Cutting off the flow of oil through the Strait of Hormuz, a small waterway that borders Iran, could disrupt roughly a third of the world's tanker traffic and send oil prices skyrocketing, analysts say.
The Iranian First Vice President Mohammad Reza Rahimi Tuesday threatened to close the strait if other countries sanction Iran's crude exports because of the country's nuclear ambitions.
Roughly 20 percent of the world's oil supply travels through the strait, which is only 20 miles wide, making it a tempting target for an Iranian naval blockade.
Shutting down the Strait of Hormuz would be "easier than drinking a glass of water," Iran's naval chief, Adm. Habibollah Sayyari, said.
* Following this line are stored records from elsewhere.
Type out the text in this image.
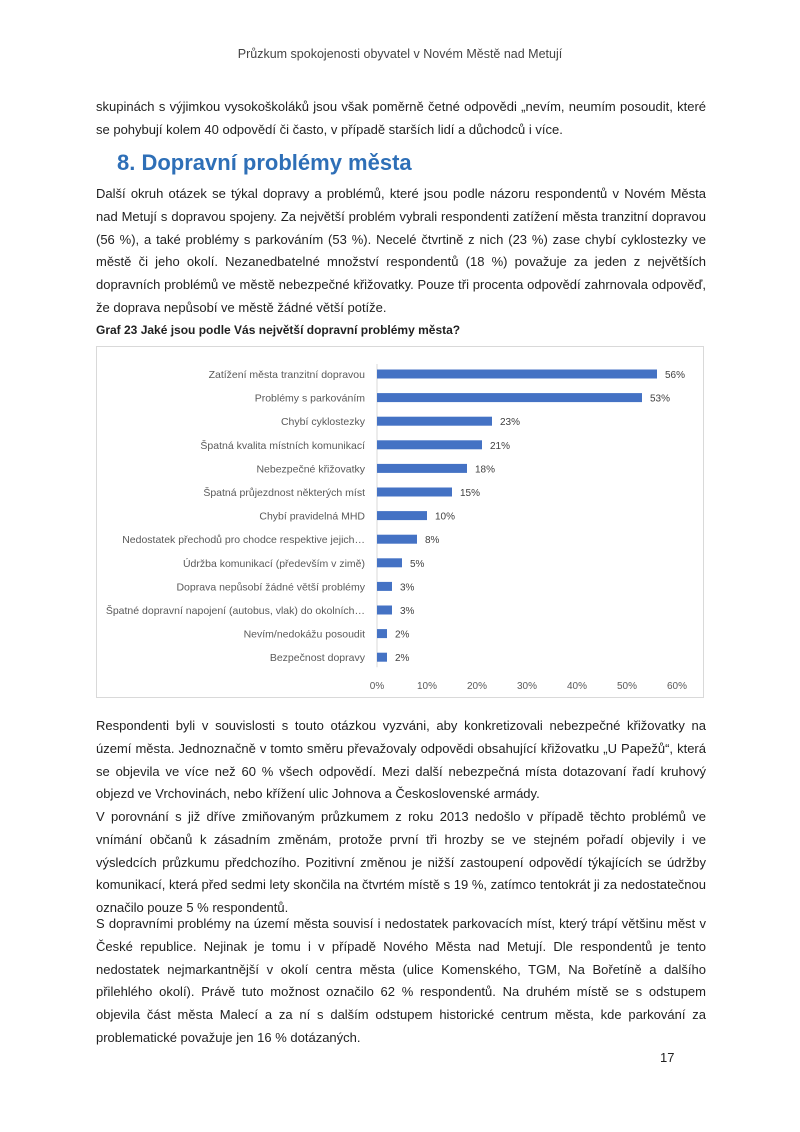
Průzkum spokojenosti obyvatel v Novém Městě nad Metují

skupinách s výjimkou vysokoškoláků jsou však poměrně četné odpovědi „nevím, neumím posoudit, které se pohybují kolem 40 odpovědí či často, v případě starších lidí a důchodců i více.

8. Dopravní problémy města

Další okruh otázek se týkal dopravy a problémů, které jsou podle názoru respondentů v Novém Města nad Metují s dopravou spojeny. Za největší problém vybrali respondenti zatížení města tranzitní dopravou (56 %), a také problémy s parkováním (53 %). Necelé čtvrtině z nich (23 %) zase chybí cyklostezky ve městě či jeho okolí. Nezanedbatelné množství respondentů (18 %) považuje za jeden z největších dopravních problémů ve městě nebezpečné křižovatky. Pouze tři procenta odpovědí zahrnovala odpověď, že doprava nepůsobí ve městě žádné větší potíže.

Graf 23 Jaké jsou podle Vás největší dopravní problémy města?

Zatížení města tranzitní dopravou	56%
Problémy s parkováním	53%
Chybí cyklostezky	23%
Špatná kvalita místních komunikací	21%
Nebezpečné křižovatky	18%
Špatná průjezdnost některých míst	15%
Chybí pravidelná MHD	10%
Nedostatek přechodů pro chodce respektive jejich…	8%
Údržba komunikací (především v zimě)	5%
Doprava nepůsobí žádné větší problémy	3%
Špatné dopravní napojení (autobus, vlak) do okolních…	3%
Nevím/nedokážu posoudit	2%
Bezpečnost dopravy	2%
0%	10%	20%	30%	40%	50%	60%

Respondenti byli v souvislosti s touto otázkou vyzváni, aby konkretizovali nebezpečné křižovatky na území města. Jednoznačně v tomto směru převažovaly odpovědi obsahující křižovatku „U Papežů“, která se objevila ve více než 60 % všech odpovědí. Mezi další nebezpečná místa dotazovaní řadí kruhový objezd ve Vrchovinách, nebo křížení ulic Johnova a Československé armády.

V porovnání s již dříve zmiňovaným průzkumem z roku 2013 nedošlo v případě těchto problémů ve vnímání občanů k zásadním změnám, protože první tři hrozby se ve stejném pořadí objevily i ve výsledcích průzkumu předchozího. Pozitivní změnou je nižší zastoupení odpovědí týkajících se údržby komunikací, která před sedmi lety skončila na čtvrtém místě s 19 %, zatímco tentokrát ji za nedostatečnou označilo pouze 5 % respondentů.

S dopravními problémy na území města souvisí i nedostatek parkovacích míst, který trápí většinu měst v České republice. Nejinak je tomu i v případě Nového Města nad Metují. Dle respondentů je tento nedostatek nejmarkantnější v okolí centra města (ulice Komenského, TGM, Na Bořetíně a dalšího přilehlého okolí). Právě tuto možnost označilo 62 % respondentů. Na druhém místě se s odstupem objevila část města Malecí a za ní s dalším odstupem historické centrum města, kde parkování za problematické považuje jen 16 % dotázaných.

17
If Iran follows through on the threat, experts predict it could quickly translate into higher prices at the gas pump. Carl Larry, president of Oil Outlooks and Opinions, said that "depending on how long this goes on, by summer time we could be looking upwards of $5 a gallon."
Such a price increase from today's average price of $3.26 a gallon could prove disastrous, according to economists at Moody's, who say it would divert $218 billion in consumer spending in a year from discretionary items such as restaurant meals, vacations and trips to the shopping mall straight into the gas tank.
For now, however, the move seems unlikely. The United States Navy has vowed to stop the Iranians, saying that any attempt by the Iranians to disrupt traffic or otherwise block off the Strait of Hormuz "will not be tolerated."
The U.S. government has also yet to back away from plans to impose sanctions on Iran.